This post is especially for all those brave souls out there who are running Windows Vista, until recently I too was a pioneer of this brave new world of funky GUI and fatal flaws, I gave up last week and removed Vista from the last PC here in my home that had it installed.
Now, in the few months I ran Vista on my main work laptop (ASUS G2S), I discovered one really crazy omission from the system, namely a way to resize images easily. You can select an image in windows explorer, email it to yourself and resize it before it is sent, but lets face it, that’s a really long winded and stupid way of resizing a picture.
Windows Live Gallery does allow photo resizing, but it is not part of the OS and quite frankly I don’t like it very much, so I started searching for an alternative.
I found Fotosizer, which is a really cool utility for resizing and converting images in batches.
As you can see from the screenshot, it is a very basic software application, all it does is resize photos and optionally convert their format on output. Basic stuff yes, but it does it so well! I had a huge (60GB) collection of images taken on my Canon D40 digital SLR that have needed resizing for months, I only now just got this done as it was so easy using Fotosizer.
You can choose standard sizes for the conversion, or you can specify a custom size, you can also choose to overwrite these settings if an image has been rotated and apply them the opposite way around.
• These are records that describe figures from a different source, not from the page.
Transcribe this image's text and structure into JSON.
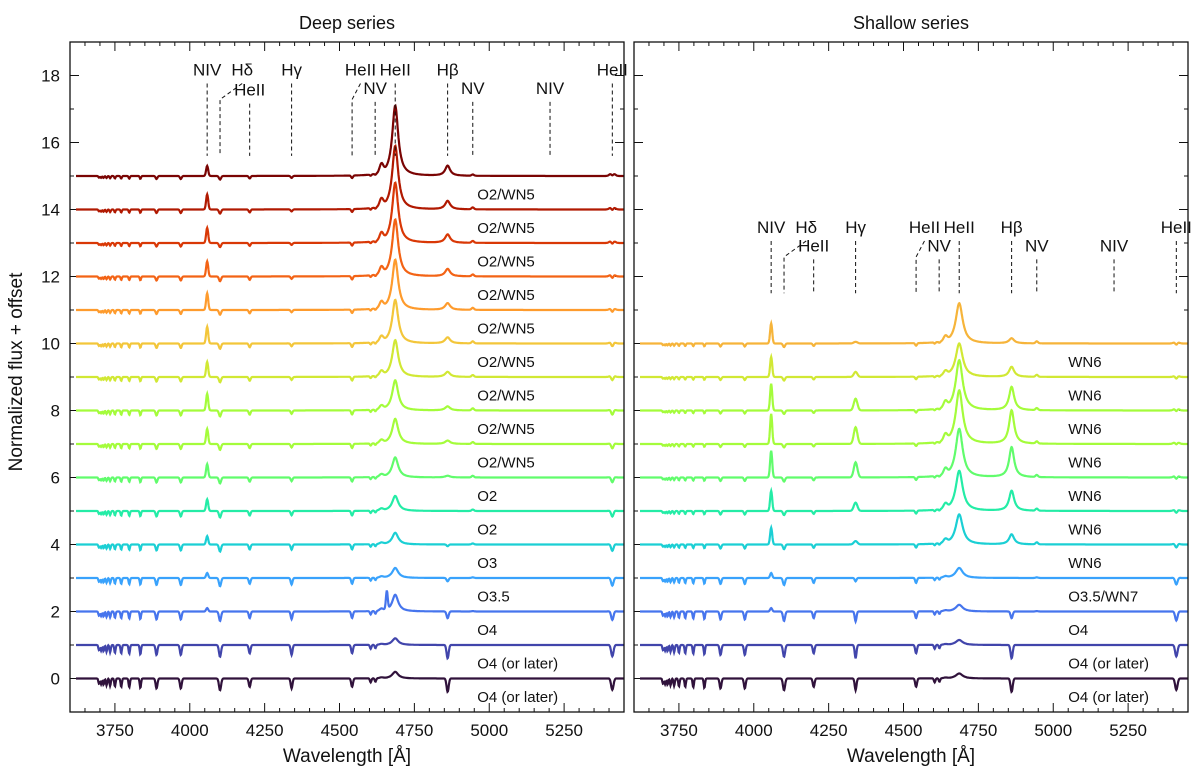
{
  "figure": {
    "ylabel": "Normalized flux + offset",
    "xlabel": "Wavelength [Å]"
  },
  "chart_data": [
    {
      "type": "line",
      "title": "Deep series",
      "xlabel": "Wavelength [Å]",
      "ylabel": "Normalized flux + offset",
      "xlim": [
        3600,
        5450
      ],
      "ylim": [
        -1,
        19
      ],
      "x_ticks": [
        3750,
        4000,
        4250,
        4500,
        4750,
        5000,
        5250
      ],
      "x_tick_labels": [
        "3750",
        "4000",
        "4250",
        "4500",
        "4750",
        "5000",
        "5250"
      ],
      "y_ticks": [
        0,
        2,
        4,
        6,
        8,
        10,
        12,
        14,
        16,
        18
      ],
      "y_tick_labels": [
        "0",
        "2",
        "4",
        "6",
        "8",
        "10",
        "12",
        "14",
        "16",
        "18"
      ],
      "line_marker_level": 15.6,
      "line_ids": [
        {
          "label": "NIV",
          "wavelength": 4058,
          "label_wavelength": 4058,
          "label_y": 18.0,
          "tier": "high"
        },
        {
          "label": "Hδ",
          "wavelength": 4101,
          "label_wavelength": 4175,
          "label_y": 18.0,
          "tier": "high"
        },
        {
          "label": "HeII",
          "wavelength": 4200,
          "label_wavelength": 4200,
          "label_y": 17.4,
          "tier": "low"
        },
        {
          "label": "Hγ",
          "wavelength": 4340,
          "label_wavelength": 4340,
          "label_y": 18.0,
          "tier": "high"
        },
        {
          "label": "HeII",
          "wavelength": 4542,
          "label_wavelength": 4570,
          "label_y": 18.0,
          "tier": "high"
        },
        {
          "label": "NV",
          "wavelength": 4619,
          "label_wavelength": 4619,
          "label_y": 17.45,
          "tier": "low"
        },
        {
          "label": "HeII",
          "wavelength": 4686,
          "label_wavelength": 4686,
          "label_y": 18.0,
          "tier": "high"
        },
        {
          "label": "Hβ",
          "wavelength": 4861,
          "label_wavelength": 4861,
          "label_y": 18.0,
          "tier": "high"
        },
        {
          "label": "NV",
          "wavelength": 4945,
          "label_wavelength": 4945,
          "label_y": 17.45,
          "tier": "low"
        },
        {
          "label": "NIV",
          "wavelength": 5203,
          "label_wavelength": 5203,
          "label_y": 17.45,
          "tier": "low"
        },
        {
          "label": "HeII",
          "wavelength": 5411,
          "label_wavelength": 5411,
          "label_y": 18.0,
          "tier": "high"
        }
      ],
      "series": [
        {
          "name": "O4 (or later)",
          "offset": 0,
          "color": "#30123b",
          "heii4686": 0.2,
          "hbeta": -0.4,
          "niv": 0.0,
          "absorption": 1.0,
          "absorption_feature_4660": 0.0
        },
        {
          "name": "O4 (or later)",
          "offset": 1,
          "color": "#4145ab",
          "heii4686": 0.2,
          "hbeta": -0.4,
          "niv": 0.0,
          "absorption": 1.0,
          "absorption_feature_4660": 0.0
        },
        {
          "name": "O4",
          "offset": 2,
          "color": "#4675ed",
          "heii4686": 0.5,
          "hbeta": -0.2,
          "niv": 0.1,
          "absorption": 0.8,
          "absorption_feature_4660": 0.55
        },
        {
          "name": "O3.5",
          "offset": 3,
          "color": "#39a2fc",
          "heii4686": 0.3,
          "hbeta": -0.1,
          "niv": 0.15,
          "absorption": 0.7,
          "absorption_feature_4660": 0.0
        },
        {
          "name": "O3",
          "offset": 4,
          "color": "#1bcfd4",
          "heii4686": 0.35,
          "hbeta": -0.05,
          "niv": 0.25,
          "absorption": 0.6,
          "absorption_feature_4660": 0.0
        },
        {
          "name": "O2",
          "offset": 5,
          "color": "#24eca6",
          "heii4686": 0.45,
          "hbeta": 0.0,
          "niv": 0.35,
          "absorption": 0.55,
          "absorption_feature_4660": 0.0
        },
        {
          "name": "O2",
          "offset": 6,
          "color": "#61fc6c",
          "heii4686": 0.6,
          "hbeta": 0.05,
          "niv": 0.4,
          "absorption": 0.5,
          "absorption_feature_4660": 0.0
        },
        {
          "name": "O2/WN5",
          "offset": 7,
          "color": "#a4fc3b",
          "heii4686": 0.75,
          "hbeta": 0.1,
          "niv": 0.45,
          "absorption": 0.5,
          "absorption_feature_4660": 0.0
        },
        {
          "name": "O2/WN5",
          "offset": 8,
          "color": "#a4fc3b",
          "heii4686": 0.9,
          "hbeta": 0.12,
          "niv": 0.5,
          "absorption": 0.5,
          "absorption_feature_4660": 0.0
        },
        {
          "name": "O2/WN5",
          "offset": 9,
          "color": "#d1e834",
          "heii4686": 1.1,
          "hbeta": 0.15,
          "niv": 0.45,
          "absorption": 0.45,
          "absorption_feature_4660": 0.0
        },
        {
          "name": "O2/WN5",
          "offset": 10,
          "color": "#f3c63a",
          "heii4686": 1.3,
          "hbeta": 0.18,
          "niv": 0.5,
          "absorption": 0.45,
          "absorption_feature_4660": 0.0
        },
        {
          "name": "O2/WN5",
          "offset": 11,
          "color": "#fe9b2d",
          "heii4686": 1.5,
          "hbeta": 0.2,
          "niv": 0.5,
          "absorption": 0.4,
          "absorption_feature_4660": 0.0
        },
        {
          "name": "O2/WN5",
          "offset": 12,
          "color": "#f36315",
          "heii4686": 1.7,
          "hbeta": 0.22,
          "niv": 0.45,
          "absorption": 0.4,
          "absorption_feature_4660": 0.0
        },
        {
          "name": "O2/WN5",
          "offset": 13,
          "color": "#d93806",
          "heii4686": 1.8,
          "hbeta": 0.25,
          "niv": 0.45,
          "absorption": 0.35,
          "absorption_feature_4660": 0.0
        },
        {
          "name": "O2/WN5",
          "offset": 14,
          "color": "#b11901",
          "heii4686": 1.9,
          "hbeta": 0.25,
          "niv": 0.45,
          "absorption": 0.35,
          "absorption_feature_4660": 0.0
        },
        {
          "name": "O2/WN5",
          "offset": 15,
          "color": "#7a0403",
          "heii4686": 2.1,
          "hbeta": 0.3,
          "niv": 0.3,
          "absorption": 0.3,
          "absorption_feature_4660": 0.0
        }
      ]
    },
    {
      "type": "line",
      "title": "Shallow series",
      "xlabel": "Wavelength [Å]",
      "ylabel": "Normalized flux + offset",
      "xlim": [
        3600,
        5450
      ],
      "ylim": [
        -1,
        19
      ],
      "x_ticks": [
        3750,
        4000,
        4250,
        4500,
        4750,
        5000,
        5250
      ],
      "x_tick_labels": [
        "3750",
        "4000",
        "4250",
        "4500",
        "4750",
        "5000",
        "5250"
      ],
      "y_ticks": [
        0,
        2,
        4,
        6,
        8,
        10,
        12,
        14,
        16,
        18
      ],
      "y_tick_labels": [
        "0",
        "2",
        "4",
        "6",
        "8",
        "10",
        "12",
        "14",
        "16",
        "18"
      ],
      "line_marker_level": 11.5,
      "line_ids": [
        {
          "label": "NIV",
          "wavelength": 4058,
          "label_wavelength": 4058,
          "label_y": 13.3,
          "tier": "high"
        },
        {
          "label": "Hδ",
          "wavelength": 4101,
          "label_wavelength": 4175,
          "label_y": 13.3,
          "tier": "high"
        },
        {
          "label": "HeII",
          "wavelength": 4200,
          "label_wavelength": 4200,
          "label_y": 12.75,
          "tier": "low"
        },
        {
          "label": "Hγ",
          "wavelength": 4340,
          "label_wavelength": 4340,
          "label_y": 13.3,
          "tier": "high"
        },
        {
          "label": "HeII",
          "wavelength": 4542,
          "label_wavelength": 4570,
          "label_y": 13.3,
          "tier": "high"
        },
        {
          "label": "NV",
          "wavelength": 4619,
          "label_wavelength": 4619,
          "label_y": 12.75,
          "tier": "low"
        },
        {
          "label": "HeII",
          "wavelength": 4686,
          "label_wavelength": 4686,
          "label_y": 13.3,
          "tier": "high"
        },
        {
          "label": "Hβ",
          "wavelength": 4861,
          "label_wavelength": 4861,
          "label_y": 13.3,
          "tier": "high"
        },
        {
          "label": "NV",
          "wavelength": 4945,
          "label_wavelength": 4945,
          "label_y": 12.75,
          "tier": "low"
        },
        {
          "label": "NIV",
          "wavelength": 5203,
          "label_wavelength": 5203,
          "label_y": 12.75,
          "tier": "low"
        },
        {
          "label": "HeII",
          "wavelength": 5411,
          "label_wavelength": 5411,
          "label_y": 13.3,
          "tier": "high"
        }
      ],
      "series": [
        {
          "name": "O4 (or later)",
          "offset": 0,
          "color": "#30123b",
          "heii4686": 0.15,
          "hbeta": -0.4,
          "niv": 0.0,
          "absorption": 1.0,
          "hgamma": -0.35
        },
        {
          "name": "O4 (or later)",
          "offset": 1,
          "color": "#4145ab",
          "heii4686": 0.15,
          "hbeta": -0.4,
          "niv": 0.0,
          "absorption": 1.0,
          "hgamma": -0.4
        },
        {
          "name": "O4",
          "offset": 2,
          "color": "#4675ed",
          "heii4686": 0.2,
          "hbeta": -0.2,
          "niv": 0.1,
          "absorption": 0.8,
          "hgamma": -0.3
        },
        {
          "name": "O3.5/WN7",
          "offset": 3,
          "color": "#39a2fc",
          "heii4686": 0.3,
          "hbeta": 0.0,
          "niv": 0.15,
          "absorption": 0.6,
          "hgamma": -0.1
        },
        {
          "name": "WN6",
          "offset": 4,
          "color": "#1bcfd4",
          "heii4686": 0.9,
          "hbeta": 0.3,
          "niv": 0.5,
          "absorption": 0.4,
          "hgamma": 0.1
        },
        {
          "name": "WN6",
          "offset": 5,
          "color": "#24eca6",
          "heii4686": 1.2,
          "hbeta": 0.6,
          "niv": 0.6,
          "absorption": 0.35,
          "hgamma": 0.25
        },
        {
          "name": "WN6",
          "offset": 6,
          "color": "#61fc6c",
          "heii4686": 1.45,
          "hbeta": 0.9,
          "niv": 0.8,
          "absorption": 0.35,
          "hgamma": 0.45
        },
        {
          "name": "WN6",
          "offset": 7,
          "color": "#a4fc3b",
          "heii4686": 1.6,
          "hbeta": 1.0,
          "niv": 0.9,
          "absorption": 0.3,
          "hgamma": 0.5
        },
        {
          "name": "WN6",
          "offset": 8,
          "color": "#a4fc3b",
          "heii4686": 1.5,
          "hbeta": 0.7,
          "niv": 0.8,
          "absorption": 0.3,
          "hgamma": 0.35
        },
        {
          "name": "WN6",
          "offset": 9,
          "color": "#d1e834",
          "heii4686": 1.0,
          "hbeta": 0.3,
          "niv": 0.6,
          "absorption": 0.3,
          "hgamma": 0.15
        },
        {
          "name": "WN6",
          "offset": 10,
          "color": "#f6b43a",
          "heii4686": 1.2,
          "hbeta": 0.15,
          "niv": 0.6,
          "absorption": 0.3,
          "hgamma": 0.05
        }
      ]
    }
  ]
}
A major bonus is the conversion on output section, this is great if you want to change the format of the image at the same time as resizing it.
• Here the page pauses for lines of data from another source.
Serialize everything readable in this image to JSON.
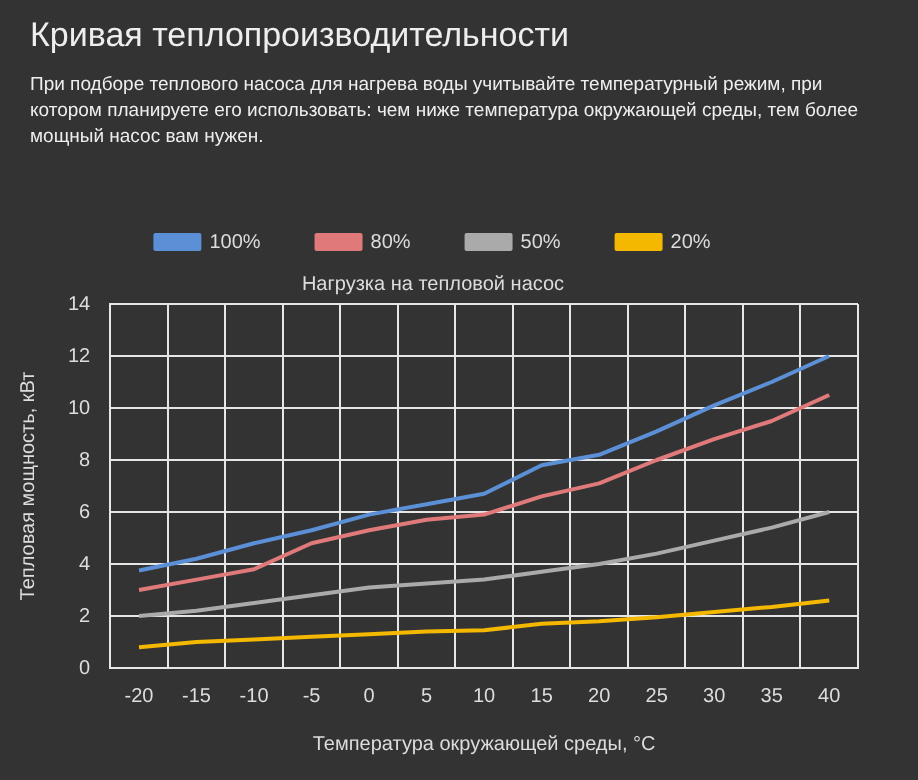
{
  "chart_data": {
    "type": "line",
    "title": "Кривая теплопроизводительности",
    "subtitle": "При подборе теплового насоса для нагрева воды учитывайте температурный режим, при котором планируете его использовать: чем ниже температура окружающей среды, тем более мощный насос вам нужен.",
    "legend_title": "Нагрузка на тепловой насос",
    "xlabel": "Температура окружающей среды, °C",
    "ylabel": "Тепловая мощность, кВт",
    "categories": [
      "-20",
      "-15",
      "-10",
      "-5",
      "0",
      "5",
      "10",
      "15",
      "20",
      "25",
      "30",
      "35",
      "40"
    ],
    "series": [
      {
        "name": "100%",
        "color": "#5b8fd6",
        "values": [
          3.75,
          4.2,
          4.8,
          5.3,
          5.9,
          6.3,
          6.7,
          7.8,
          8.2,
          9.1,
          10.1,
          11,
          12
        ]
      },
      {
        "name": "80%",
        "color": "#e07a7a",
        "values": [
          3.0,
          3.4,
          3.8,
          4.8,
          5.3,
          5.7,
          5.9,
          6.6,
          7.1,
          8.0,
          8.8,
          9.5,
          10.5
        ]
      },
      {
        "name": "50%",
        "color": "#aaaaaa",
        "values": [
          2.0,
          2.2,
          2.5,
          2.8,
          3.1,
          3.25,
          3.4,
          3.7,
          4.0,
          4.4,
          4.9,
          5.4,
          6.0
        ]
      },
      {
        "name": "20%",
        "color": "#f5b800",
        "values": [
          0.8,
          1.0,
          1.1,
          1.2,
          1.3,
          1.4,
          1.45,
          1.7,
          1.8,
          1.95,
          2.15,
          2.35,
          2.6
        ]
      }
    ],
    "ylim": [
      0,
      14
    ],
    "yticks": [
      0,
      2,
      4,
      6,
      8,
      10,
      12,
      14
    ],
    "grid": true,
    "legend": "top",
    "marker": "none",
    "line_style": "solid"
  }
}
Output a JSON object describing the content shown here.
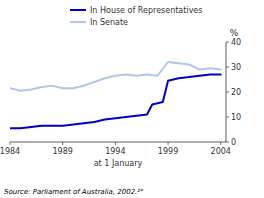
{
  "chart_data": {
    "type": "line",
    "ylabel": "%",
    "xlabel": "at 1 January",
    "source": "Source: Parliament of Australia, 2002.²°",
    "xlim": [
      1984,
      2004.5
    ],
    "ylim": [
      0,
      40
    ],
    "xticks": [
      1984,
      1989,
      1994,
      1999,
      2004
    ],
    "yticks": [
      0,
      10,
      20,
      30,
      40
    ],
    "grid": false,
    "legend": "top",
    "series": [
      {
        "name": "In House of Representatives",
        "color": "#0000cc",
        "x": [
          1984,
          1985,
          1986,
          1987,
          1988,
          1989,
          1990,
          1991,
          1992,
          1993,
          1994,
          1995,
          1996,
          1997,
          1997.5,
          1998,
          1998.5,
          1999,
          1999.5,
          2000,
          2001,
          2002,
          2003,
          2004
        ],
        "values": [
          5.5,
          5.5,
          6.0,
          6.5,
          6.5,
          6.5,
          7.0,
          7.5,
          8.0,
          9.0,
          9.5,
          10.0,
          10.5,
          11.0,
          15.0,
          15.5,
          16.0,
          24.5,
          25.0,
          25.5,
          26.0,
          26.5,
          27.0,
          27.0
        ]
      },
      {
        "name": "In Senate",
        "color": "#b0c8e8",
        "x": [
          1984,
          1985,
          1986,
          1987,
          1988,
          1989,
          1990,
          1991,
          1992,
          1993,
          1994,
          1995,
          1996,
          1997,
          1998,
          1999,
          2000,
          2001,
          2002,
          2003,
          2004
        ],
        "values": [
          21.5,
          20.5,
          21.0,
          22.0,
          22.5,
          21.5,
          21.5,
          22.5,
          24.0,
          25.5,
          26.5,
          27.0,
          26.5,
          27.0,
          26.5,
          32.0,
          31.5,
          31.0,
          29.0,
          29.5,
          29.0
        ]
      }
    ]
  }
}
Overall this is a really useful little application, definitely doubly so if you run Vista, ok most graphic applications such as Photoshop allow batch resizing, but it requires some effort to set up the processing and it takes a while to do, Fotosizer is a snap to use, you can set up a batch to process in seconds.
The actual conversion and resize process is quite swift, I had the software resize over 3000 images for me in one batch, it took around 12 minutes to achieve this in total, including setting up the batch process itself, which is quite a respectful speed for such a lot of image manipulation.
Anyone looking for a simple application to manipulate images, resize them and change their storage format would do well to take a look at this free little application that does the job so elegantly, definitely something I will be adding to my list of applications to be installed every time I reformat my drive in the future.